For defendant’s evidence to be relevant to his claim that the victim had reason to fabricate her testimony at trial, defendant had to provide evidence of the conditional fact, namely, the victim’s belief or understanding that her eligibility for a U visa depended on her testimony that she was an abuse victim. When defense counsel asked the victim whether she understood and believed that her receipt of the visa “hinges on whether or not you are a victim of sexual abuse,” she testified, ‘Yes. It’s not really like if it’s I’m a victim, it’s like what happened in [this] case and if I was abused.” It is unclear from the victim’s testimony what she understood as the requirements for a U visa. At first, the victim agreed with defense counsel that her receipt of a U visa depended on whether she is a victim of sexual abuse, but then her explanation was to the contrary, stating that her belief was that she did not have to be a victim. And the victim’s later statement—a U visa requires “what happened in [this] case and if I was abused”—is also ambiguous. The victim could have meant that, for her to obtain a U visa, there needed to be a criminal case pending for sexual abuse, irrespective of whether she was actually found to be a victim of sexual abuse. Given that view of the record, the trial court was entitled to draw the conclusion that defendant had failed to establish sufficient evidence of what the victim believed about the requirements for a U visa to submit the issue of conditional relevance to the jury due to the confusing testimony.

The majority concludes that defendant did lay a sufficient foundation to show that the evidence was relevant because M would have testified that she had applied for the U visa on the ground that she was a victim of abuse. 255 Or App at 814. From that testimony alone, the majority concludes, a jury could infer that the victim could believe *823that testifying in a manner consistent with her application for the U visa was in her interest, which was enough of “an initial showing of M’s self-interest [.]” Id. at 815. Again, however, what the victim was testifying to is not very clear: She agreed with defense counsel’s propositions that she had applied for permission to stay in the United States and that “the nature of that application was under this domestic violence or sexual abuse violence victims.” There was no other evidence concerning U visas besides M’s testimony during the offer of proof, and the trial court did not accept defense counsel’s assertions about U visas during the discussion outside the jury’s presence.1

Based on the record in light of Benjamin, I would affirm the trial court’s exclusion of the victim’s testimony of her immigration status and her application for a U visa because the court was entitled to conclude that M’s testimony was confusing and insufficient for the jury reasonably to have found the predicate fact that leads to defendant’s contention that the victim was motivated to fabricate her testimony against him to obtain a U visa. Accordingly, I respectfully dissent.
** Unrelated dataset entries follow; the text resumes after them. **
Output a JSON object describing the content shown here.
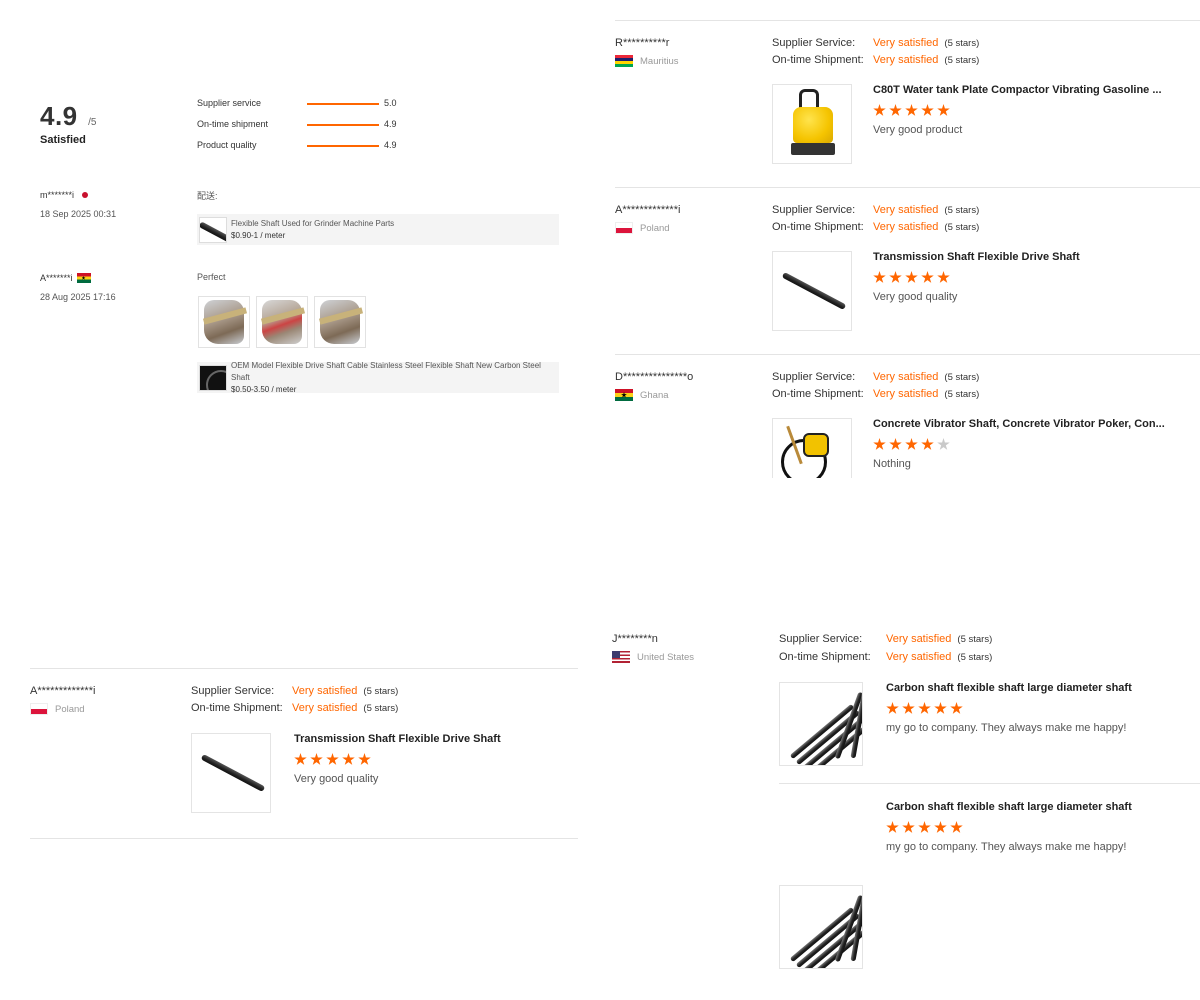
{
  "summary": {
    "score": "4.9",
    "score_max": "/5",
    "score_word": "Satisfied",
    "metrics": [
      {
        "label": "Supplier service",
        "value": "5.0"
      },
      {
        "label": "On-time shipment",
        "value": "4.9"
      },
      {
        "label": "Product quality",
        "value": "4.9"
      }
    ]
  },
  "compact_reviews": [
    {
      "name": "m*******i",
      "flag": "japan",
      "date": "18 Sep 2025 00:31",
      "text": "配送:",
      "product": {
        "title": "Flexible Shaft Used for Grinder Machine Parts",
        "price": "$0.90-1 / meter"
      }
    },
    {
      "name": "A*******i",
      "flag": "ghana",
      "date": "28 Aug 2025 17:16",
      "text": "Perfect",
      "photos": [
        "photo-1",
        "photo-2",
        "photo-3"
      ],
      "product": {
        "title": "OEM Model Flexible Drive Shaft Cable Stainless Steel Flexible Shaft New Carbon Steel Shaft",
        "price": "$0.50-3.50 / meter"
      }
    }
  ],
  "labels": {
    "supplier_service": "Supplier Service:",
    "ontime_shipment": "On-time Shipment:",
    "very_satisfied": "Very satisfied",
    "five_stars": "(5 stars)"
  },
  "reviews_right": [
    {
      "name": "R**********r",
      "country": "Mauritius",
      "flag": "mauritius",
      "product_title": "C80T Water tank Plate Compactor Vibrating Gasoline ...",
      "rating": 5,
      "comment": "Very good product"
    },
    {
      "name": "A*************i",
      "country": "Poland",
      "flag": "poland",
      "product_title": "Transmission Shaft Flexible Drive Shaft",
      "rating": 5,
      "comment": "Very good quality"
    },
    {
      "name": "D***************o",
      "country": "Ghana",
      "flag": "ghana",
      "product_title": "Concrete Vibrator Shaft, Concrete Vibrator Poker, Con...",
      "rating": 4,
      "comment": "Nothing"
    }
  ],
  "review_poland_bottom": {
    "name": "A*************i",
    "country": "Poland",
    "product_title": "Transmission Shaft Flexible Drive Shaft",
    "rating": 5,
    "comment": "Very good quality"
  },
  "review_us": {
    "name": "J********n",
    "country": "United States",
    "items": [
      {
        "product_title": "Carbon shaft flexible shaft large diameter shaft",
        "rating": 5,
        "comment": "my go to company. They always make me happy!"
      },
      {
        "product_title": "Carbon shaft flexible shaft large diameter shaft",
        "rating": 5,
        "comment": "my go to company. They always make me happy!"
      }
    ]
  },
  "colors": {
    "accent": "#ff6600",
    "divider": "#e4e4e4",
    "star_off": "#c9c9c9"
  }
}
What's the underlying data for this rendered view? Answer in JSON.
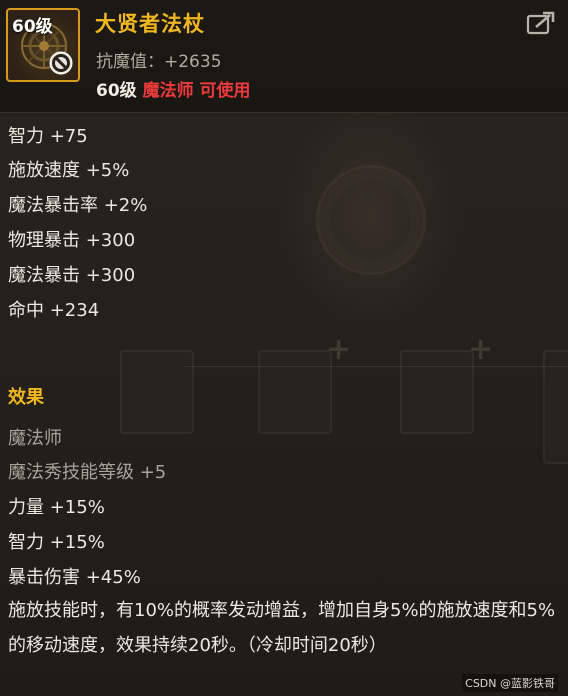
{
  "item": {
    "level_badge": "60级",
    "name": "大贤者法杖",
    "resist_label": "抗魔值：",
    "resist_value": "+2635",
    "req_level": "60级",
    "req_class": "魔法师 可使用"
  },
  "icons": {
    "share": "share-icon",
    "forbid": "forbid-icon"
  },
  "stats": [
    "智力 +75",
    "施放速度 +5%",
    "魔法暴击率 +2%",
    "物理暴击 +300",
    "魔法暴击 +300",
    "命中 +234"
  ],
  "effect": {
    "title": "效果",
    "class_name": "魔法师",
    "skill": "魔法秀技能等级 +5",
    "bonuses": [
      "力量 +15%",
      "智力 +15%",
      "暴击伤害 +45%"
    ],
    "description": "施放技能时，有10%的概率发动增益，增加自身5%的施放速度和5%的移动速度，效果持续20秒。（冷却时间20秒）"
  },
  "watermark": "CSDN @蓝影铁哥",
  "colors": {
    "gold": "#f2b71e",
    "red": "#ee3a3a",
    "text": "#ece7df",
    "gray": "#a9a39a"
  }
}
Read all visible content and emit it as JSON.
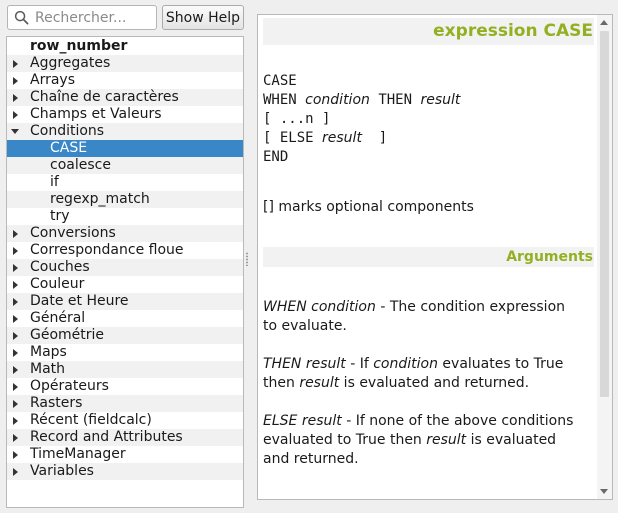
{
  "search": {
    "placeholder": "Rechercher...",
    "value": ""
  },
  "show_help_label": "Show Help",
  "tree": [
    {
      "label": "row_number",
      "bold": true,
      "indent": 0,
      "arrow": "none"
    },
    {
      "label": "Aggregates",
      "indent": 0,
      "arrow": "right"
    },
    {
      "label": "Arrays",
      "indent": 0,
      "arrow": "right"
    },
    {
      "label": "Chaîne de caractères",
      "indent": 0,
      "arrow": "right"
    },
    {
      "label": "Champs et Valeurs",
      "indent": 0,
      "arrow": "right"
    },
    {
      "label": "Conditions",
      "indent": 0,
      "arrow": "down"
    },
    {
      "label": "CASE",
      "indent": 1,
      "arrow": "none",
      "selected": true
    },
    {
      "label": "coalesce",
      "indent": 1,
      "arrow": "none"
    },
    {
      "label": "if",
      "indent": 1,
      "arrow": "none"
    },
    {
      "label": "regexp_match",
      "indent": 1,
      "arrow": "none"
    },
    {
      "label": "try",
      "indent": 1,
      "arrow": "none"
    },
    {
      "label": "Conversions",
      "indent": 0,
      "arrow": "right"
    },
    {
      "label": "Correspondance floue",
      "indent": 0,
      "arrow": "right"
    },
    {
      "label": "Couches",
      "indent": 0,
      "arrow": "right"
    },
    {
      "label": "Couleur",
      "indent": 0,
      "arrow": "right"
    },
    {
      "label": "Date et Heure",
      "indent": 0,
      "arrow": "right"
    },
    {
      "label": "Général",
      "indent": 0,
      "arrow": "right"
    },
    {
      "label": "Géométrie",
      "indent": 0,
      "arrow": "right"
    },
    {
      "label": "Maps",
      "indent": 0,
      "arrow": "right"
    },
    {
      "label": "Math",
      "indent": 0,
      "arrow": "right"
    },
    {
      "label": "Opérateurs",
      "indent": 0,
      "arrow": "right"
    },
    {
      "label": "Rasters",
      "indent": 0,
      "arrow": "right"
    },
    {
      "label": "Récent (fieldcalc)",
      "indent": 0,
      "arrow": "right"
    },
    {
      "label": "Record and Attributes",
      "indent": 0,
      "arrow": "right"
    },
    {
      "label": "TimeManager",
      "indent": 0,
      "arrow": "right"
    },
    {
      "label": "Variables",
      "indent": 0,
      "arrow": "right"
    }
  ],
  "help": {
    "title": "expression CASE",
    "code": {
      "l1": "CASE",
      "l2_kw1": "WHEN",
      "l2_arg1": "condition",
      "l2_kw2": "THEN",
      "l2_arg2": "result",
      "l3": "[ ...n ]",
      "l4_a": "[ ELSE",
      "l4_arg": "result",
      "l4_b": "]",
      "l5": "END"
    },
    "note": "[] marks optional components",
    "arguments_title": "Arguments",
    "args": [
      {
        "name": "WHEN condition",
        "text": " - The condition expression to evaluate."
      },
      {
        "name": "THEN result",
        "text_parts": [
          " - If ",
          "condition",
          " evaluates to True then ",
          "result",
          " is evaluated and returned."
        ]
      },
      {
        "name": "ELSE result",
        "text_parts": [
          " - If none of the above conditions evaluated to True then ",
          "result",
          " is evaluated and returned."
        ]
      }
    ]
  },
  "colors": {
    "accent_green": "#93b023",
    "selection": "#3a87c8"
  }
}
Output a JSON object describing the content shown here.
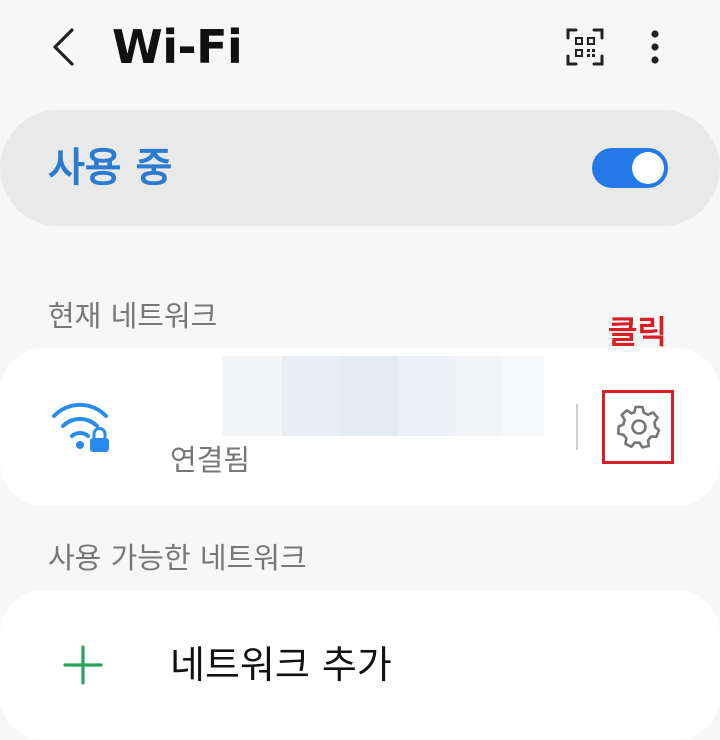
{
  "header": {
    "title": "Wi-Fi",
    "back_icon": "chevron-left-icon",
    "qr_icon": "qr-scan-icon",
    "more_icon": "more-vertical-icon"
  },
  "master_switch": {
    "label": "사용 중",
    "enabled": true,
    "accent_color": "#2478e8",
    "label_color": "#2a7bd2"
  },
  "current_network": {
    "section_title": "현재 네트워크",
    "status": "연결됨",
    "icon": "wifi-lock-icon",
    "settings_icon": "gear-icon"
  },
  "annotation": {
    "text": "클릭",
    "color": "#d81f26"
  },
  "available_networks": {
    "section_title": "사용 가능한 네트워크",
    "add_label": "네트워크 추가",
    "add_icon": "plus-icon"
  }
}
Wollheim and Schuman, JJ., join in this dissent.

I respectfully disagree that the statements about the U visa by counsel—• about which the trial court expressed some skepticism—were part of the offer of proof. See 255 Or App at 814 n 2. Although an offer of proof can be made by describing the evidence the proponent wishes to offer, in this case, defendant actually made his offer by question and answer, and defendant did not tell the trial court that he would provide additional evidence about U visas or about what the victim understood or believed through any other witness. I also disagree with the majority’s conclusion that a jury can be relied on to understand the potential impact of a U visa application on a prosecution witness’s testimony in the same way that it would understand the potential impact of the witness’s spousal relationship with the defendant, a witness’s own pending criminal charges, or a witness’s employer’s hostility toward the defendant. See 255 Or App at 817. In my view, it is beyond reasonable dispute that the average juror lacks knowledge about U visas.